By:Joan Lowery Nixon


“Seth Connally,” Frances prompted.

“Yes, Seth Connally. As I was saying, he’ll figure it out, if he hasn’t already, that the two of you probably had something to do with setting the sheriff after him and his brothers. Since there’s nothing to say that this Connally won’t come back, the sheriff thinks you’ll be a lot safer under his own roof.”





13





SARAH MALLOY, WHO was as soft and plumply rounded as a feather bed, smiled and hugged Frances as they were introduced. “It’s a wonderful thing you’re doing, helping to find parents for orphans and waifs,” she said.

“I’m glad I was able to rely on the committee,” Frances answered. “I’d never have been able to figure out, among all those people, which would be good parents and which wouldn’t.”

Sarah’s eyebrows rose and wiggled, as though she knew secrets no one else could know. “Hummph!” she sniffed. “I’m afraid the committee can be counted on just so far.”

“What do you mean?” Frances asked.

“Think about it. Is Zeke Colley, who owns a feed store, going to tell you not to give a child to a good customer, even though he knows the man is after a free farm worker and nothing more? Or will Effie Jerome snitch on her best friend, even though she knows her friend has a temper that can’t be matched and has been known to take a heavy switch to unruly children?”

Frances pressed a hand against a painful knot that had suddenly appeared in her chest. “If I’ve made some mistakes, maybe it’s not too late to correct them. If you’ll give me names—”

Sheriff Malloy tossed his hat at the top of a coat rack that stood just inside the front door of the small, cozy living room. “Now, Sarah, don’t go stirrin’ up Miss Kelly about somethin’ that didn’t happen. I was there. I saw who got the children, and they were all good, law-abidin’ folk.”

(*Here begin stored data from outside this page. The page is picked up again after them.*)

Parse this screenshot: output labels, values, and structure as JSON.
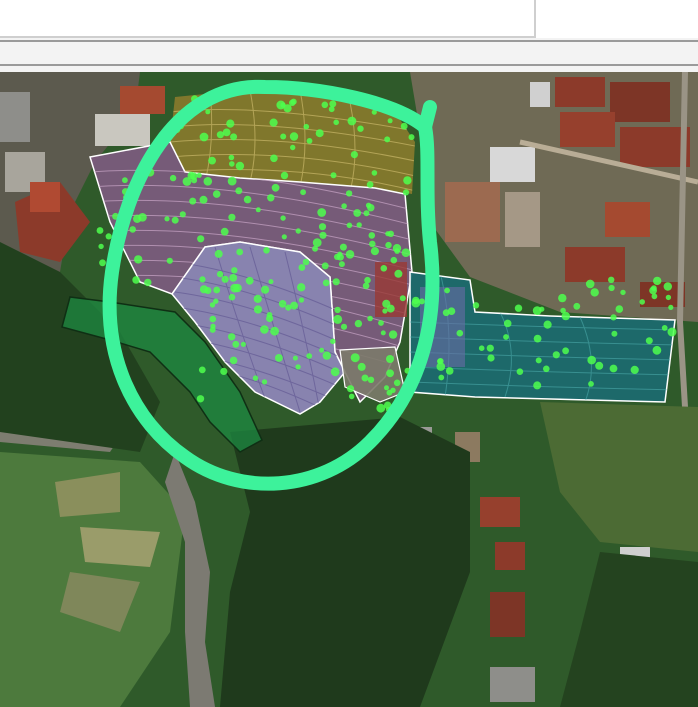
{
  "colors": {
    "vegetation_dark": "#1f3a1c",
    "vegetation": "#2f5a2a",
    "vegetation_light": "#4d7a3d",
    "roof_red": "#8c3a2a",
    "roof_grey": "#8e8e8a",
    "road": "#b9ad96",
    "terraces": "#8a8f5c",
    "parcel_olive": "#8a7a2c",
    "parcel_purple": "#7a5c7c",
    "parcel_lavender": "#8d86b6",
    "parcel_teal": "#1c6a70",
    "parcel_green": "#1e8a42",
    "point_green": "#4dff4d",
    "highlight_circle": "#3df29b",
    "boundary_white": "#ffffff"
  },
  "map": {
    "type": "satellite-imagery",
    "overlays": [
      "contour-lines",
      "survey-points",
      "land-parcels",
      "hand-drawn-highlight-circle"
    ],
    "parcels": [
      {
        "id": "parcel-olive",
        "color": "#8a7a2c"
      },
      {
        "id": "parcel-purple",
        "color": "#7a5c7c"
      },
      {
        "id": "parcel-lavender",
        "color": "#8d86b6"
      },
      {
        "id": "parcel-teal",
        "color": "#1c6a70"
      },
      {
        "id": "parcel-green",
        "color": "#1e8a42"
      }
    ]
  }
}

“Whatever you say,” Sarah said pleasantly. She busily straightened a lacy antimacassar that sprawled over the back of a nearby upholstered chair, as if she wanted to show she didn’t really agree with her husband. “Miss Kelly—” She beckoned toward a short hallway. “Put your hat and baggage in the first bedroom. You’ll share it with our girls. Eddie can sleep on a pallet in front of the fireplace in the living room. Then join me in the kitchen. I’m making fried chicken and mashed potatoes for supper, and you can lend me a hand if you wouldn’t mind.”

“Not at all, you are very kind, Mrs. Malloy.”

“You may call me Sarah, dear.”

“Then please call me Frances,” she replied.

Frances made sure that Eddie was comfortable before she went to help Sarah with supper.

“Will Seth Connally come back, like they think?” Eddie asked.

“No, he won’t,” Frances answered. “He’s too smart to try a senseless act like that.” She ruffled his hair as she added, “All you’ve got to worry about is how much of Mrs. Malloy’s chicken and mashed potatoes you’ll be able to eat.”

Eddie relaxed enough to smile, so Frances left him and walked into the kitchen.

She had questions for Sarah, but she didn’t have to ask them. Sarah wanted to know about every child chosen, and she had comments to make about each set of foster parents. Frances was prepared to learn the worst, but with relief she soon found that Sarah’s remarks were no more damaging than the tittle-tattle that went on at church suppers:

“Oh, she makes out to be the frugal one, but it’s a fact that she sews fancy lace on her bloomers.”

“She won first prize with her apple pie, but it wasn’t her receipt at all. It was her sister’s.”

“A well-dressed feller came ’round, claimin’ to be his brother, and didn’t he have his nose in the air, but it turned out they weren’t brothers at all but second cousins, and the cousin had walked out on a wife and six children.”

Sarah glanced sidelong at Frances. “That robber that John thinks might come back—how did you get to know him?”

“He was a passenger in our car on the train,” Frances answered.

Sarah rolled her eyes. “You took up with a strange man on the train?”

Frances ignored the shock in Sarah’s voice. “No. I didn’t take up with anyone. Half a dozen adults sat in the seats at the rear of our car. Mr.… uh … Connally was one of them.”

“But he must have talked to you. He must have told you what he planned to do.” Sarah was so intent on hearing what Frances had to say that the chicken pieces sputtering and sizzling in the pan began to burn.